August 26, 2017

I was my Abuser—but Now I’m my Best Friend.

I have not been a good friend to myself. 

Living with chronic illness for the past few years has hardened me. I’ve been so repulsed by my own condition and everything it entails that I feel like a piece of my humanity has been taken away from me. It’s a distinct kind of suffering to live with this illness, and it lends itself to all sorts of psychological strangeness.

I have learned to hate myself by necessity. From the severe migraines, to the staggering fatigue, to the paralysis that quivers up and down my face—it has come to feel as though my body is an enemy. This feeling of always working against my own body has brought out an inverted bitterness in me—a hatred toward my own being.

It seemed like I have needed to feel this way to push myself to do things, but of course, this is just an illusion.

I became distrustful of my own spirit because my illness felt like an insult from God. Imagine living like a prisoner in your own body, being around other young people who are enjoying the fruits of their well-being who have no understanding of what you’re going through. This feeling is the source of my self-hatred.

Life is hard enough, right?

I’m realizing that much of the quality of our lives has to do with our relationship with ourselves. To be rightly related to oneself is to be rightly related to the world, and it is this quality of relationship that makes up a healthy human being.

This is what it means to be a friend to oneself.

This is not an easy thing to be; most of us are terrible friends to ourselves without even knowing it.

We develop bad habits of mind that work against our deeper, more heartfelt desires.

These habits came into being as self-defense mechanisms—implemented to protect us from a particular kind of pain. When these inner-impulses no longer serve their purpose, they become burdens on our psyche.

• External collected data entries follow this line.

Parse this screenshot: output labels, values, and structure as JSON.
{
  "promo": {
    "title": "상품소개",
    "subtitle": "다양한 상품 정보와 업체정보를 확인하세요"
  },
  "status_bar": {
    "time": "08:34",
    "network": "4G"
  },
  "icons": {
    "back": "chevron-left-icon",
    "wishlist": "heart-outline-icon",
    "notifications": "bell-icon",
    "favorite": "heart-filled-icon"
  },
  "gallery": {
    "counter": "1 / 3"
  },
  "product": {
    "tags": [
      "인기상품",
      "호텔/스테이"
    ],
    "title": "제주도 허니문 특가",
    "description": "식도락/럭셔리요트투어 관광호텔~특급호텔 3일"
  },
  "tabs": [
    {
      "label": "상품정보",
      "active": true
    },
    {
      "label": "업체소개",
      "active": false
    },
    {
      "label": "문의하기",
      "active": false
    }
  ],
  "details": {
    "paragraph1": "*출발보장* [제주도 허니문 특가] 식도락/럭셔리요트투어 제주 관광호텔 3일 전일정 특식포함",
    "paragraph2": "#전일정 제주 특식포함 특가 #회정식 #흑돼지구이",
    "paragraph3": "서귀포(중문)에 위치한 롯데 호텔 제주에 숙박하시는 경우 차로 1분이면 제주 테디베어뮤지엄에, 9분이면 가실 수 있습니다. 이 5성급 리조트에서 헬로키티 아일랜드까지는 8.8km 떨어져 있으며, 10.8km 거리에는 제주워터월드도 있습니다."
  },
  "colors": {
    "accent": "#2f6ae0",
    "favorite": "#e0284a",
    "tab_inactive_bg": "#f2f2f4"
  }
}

The problem is that we have a hard time knowing when these habits no longer serve their purpose. We identify with them in some strange way, and they become a part of who we are. This is what it means to become pathological, and once we get to this point it becomes difficult to admit where we are wrong because it means letting a part of ourselves die.

I have become pathological over the past couple years as a way to protect my soul from the inner pain that has been brought up by this illness. It has not worked, as I have only experienced more and more pain as a result. Now it’s time to make some changes.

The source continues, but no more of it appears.